I am just heading out but wanted to reply and let you know I have read your post.
I’m happy you have found this site, if you use the tools suggested here you can stop gambling and start living.
I will return…..
Take care
K xxx -
13 July 2017 at 12:50 pm #37939kathrynParticipant
Ok, question……if you have no car to get to meetings, how are you getting to the venue to gamble? Or are you gambling online?
The only person, in the end, who can help you is you.
I know, for me, that barriers are my best defence. This isn’t form everyone, but when I came her broken and desperate, I took every piece of advice I could. It has worked so far. Ive had a few small slips but the last 8 years for me have been
so so much better. Life isn’t perfect by any means but I am living, and gambling is no longer eating me alive.
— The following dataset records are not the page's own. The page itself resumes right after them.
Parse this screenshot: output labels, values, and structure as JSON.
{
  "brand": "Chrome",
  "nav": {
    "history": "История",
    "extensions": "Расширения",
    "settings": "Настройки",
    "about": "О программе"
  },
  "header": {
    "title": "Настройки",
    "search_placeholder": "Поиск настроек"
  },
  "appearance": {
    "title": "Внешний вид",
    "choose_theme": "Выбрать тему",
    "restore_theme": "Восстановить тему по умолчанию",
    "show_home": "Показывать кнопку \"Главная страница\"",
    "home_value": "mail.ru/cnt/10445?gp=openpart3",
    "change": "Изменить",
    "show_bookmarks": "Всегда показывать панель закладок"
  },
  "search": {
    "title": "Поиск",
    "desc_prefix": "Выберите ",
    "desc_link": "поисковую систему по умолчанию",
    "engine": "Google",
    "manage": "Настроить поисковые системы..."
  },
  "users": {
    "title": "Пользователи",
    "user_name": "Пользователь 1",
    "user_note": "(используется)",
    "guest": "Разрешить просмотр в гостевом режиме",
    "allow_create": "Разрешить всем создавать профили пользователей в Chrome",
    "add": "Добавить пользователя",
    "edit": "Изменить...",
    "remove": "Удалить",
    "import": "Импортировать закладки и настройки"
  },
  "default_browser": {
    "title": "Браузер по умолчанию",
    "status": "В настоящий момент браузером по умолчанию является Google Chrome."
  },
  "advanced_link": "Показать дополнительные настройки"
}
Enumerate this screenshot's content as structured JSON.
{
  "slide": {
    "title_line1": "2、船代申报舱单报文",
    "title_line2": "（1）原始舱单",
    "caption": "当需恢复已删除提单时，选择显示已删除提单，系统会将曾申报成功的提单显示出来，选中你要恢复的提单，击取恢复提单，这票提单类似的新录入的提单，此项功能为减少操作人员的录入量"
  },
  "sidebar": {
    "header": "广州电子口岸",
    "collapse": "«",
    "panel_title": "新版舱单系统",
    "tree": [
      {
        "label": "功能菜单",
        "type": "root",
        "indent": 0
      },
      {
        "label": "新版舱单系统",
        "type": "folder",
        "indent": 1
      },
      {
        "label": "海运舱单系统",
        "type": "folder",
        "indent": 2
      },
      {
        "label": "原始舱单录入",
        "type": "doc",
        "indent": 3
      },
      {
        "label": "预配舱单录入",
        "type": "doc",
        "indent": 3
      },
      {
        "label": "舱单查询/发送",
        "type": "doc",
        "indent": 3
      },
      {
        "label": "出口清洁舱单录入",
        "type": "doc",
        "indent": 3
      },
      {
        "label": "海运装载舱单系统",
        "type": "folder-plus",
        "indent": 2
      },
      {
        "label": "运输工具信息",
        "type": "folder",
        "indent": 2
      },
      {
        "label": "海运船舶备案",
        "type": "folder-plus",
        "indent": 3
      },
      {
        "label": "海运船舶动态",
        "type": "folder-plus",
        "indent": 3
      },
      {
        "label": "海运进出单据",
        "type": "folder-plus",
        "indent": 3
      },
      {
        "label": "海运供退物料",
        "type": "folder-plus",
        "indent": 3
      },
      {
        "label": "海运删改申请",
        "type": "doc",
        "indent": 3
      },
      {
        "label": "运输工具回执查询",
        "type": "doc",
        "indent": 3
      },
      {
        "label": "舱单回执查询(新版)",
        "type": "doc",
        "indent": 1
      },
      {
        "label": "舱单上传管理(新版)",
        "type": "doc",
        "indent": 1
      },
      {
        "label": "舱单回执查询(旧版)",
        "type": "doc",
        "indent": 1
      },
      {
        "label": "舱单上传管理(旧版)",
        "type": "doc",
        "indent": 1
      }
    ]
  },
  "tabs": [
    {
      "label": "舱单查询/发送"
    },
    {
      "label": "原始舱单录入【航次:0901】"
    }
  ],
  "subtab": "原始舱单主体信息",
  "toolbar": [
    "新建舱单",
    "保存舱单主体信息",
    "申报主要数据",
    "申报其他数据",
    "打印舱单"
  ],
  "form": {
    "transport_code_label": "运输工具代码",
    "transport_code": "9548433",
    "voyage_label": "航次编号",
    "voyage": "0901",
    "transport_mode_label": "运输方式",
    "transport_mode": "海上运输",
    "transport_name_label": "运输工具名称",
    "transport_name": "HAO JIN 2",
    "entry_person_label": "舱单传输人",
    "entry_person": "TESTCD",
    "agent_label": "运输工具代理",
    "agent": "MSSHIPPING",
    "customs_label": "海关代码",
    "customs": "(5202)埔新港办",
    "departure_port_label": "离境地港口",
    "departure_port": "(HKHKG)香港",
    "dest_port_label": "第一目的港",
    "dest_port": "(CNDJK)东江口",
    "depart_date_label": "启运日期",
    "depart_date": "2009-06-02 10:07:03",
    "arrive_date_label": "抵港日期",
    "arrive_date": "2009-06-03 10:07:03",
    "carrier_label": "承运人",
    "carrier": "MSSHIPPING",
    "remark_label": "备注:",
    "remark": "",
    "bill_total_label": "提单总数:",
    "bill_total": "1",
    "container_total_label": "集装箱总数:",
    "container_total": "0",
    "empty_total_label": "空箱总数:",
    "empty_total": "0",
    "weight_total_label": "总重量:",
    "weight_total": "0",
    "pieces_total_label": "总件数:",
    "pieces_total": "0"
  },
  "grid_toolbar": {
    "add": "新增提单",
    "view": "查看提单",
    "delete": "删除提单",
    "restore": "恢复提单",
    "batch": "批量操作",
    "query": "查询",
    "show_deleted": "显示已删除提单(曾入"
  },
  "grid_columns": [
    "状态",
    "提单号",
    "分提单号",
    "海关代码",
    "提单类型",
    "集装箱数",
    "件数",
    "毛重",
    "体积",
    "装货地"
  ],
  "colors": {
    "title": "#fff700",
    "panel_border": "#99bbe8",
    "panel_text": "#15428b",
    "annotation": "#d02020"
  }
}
So, in saying all that, back to barriers.
My personal saviour is exclusion. Can you self exclude from the gambling venues you go to? Or, if you are gambling online, you can purchase a blocker to stop access to gambling sites.
Do you have someone close to you (I know your husband isn’t well) that could help you with your financial situation? You could perhaps set up debit payments and have a small amount for things you need every day? Being accountable for what you spend can really be a great barrier.
Lastly, use this forum if you cant get to GA. Read read read and post post post!!! I did. Take on board what others have learnt and put them into practice.
This addiction has had you by the throat for a long time. I know how hard it is to stop. But you can, you really can!!!!
I look forward to hearing more from you.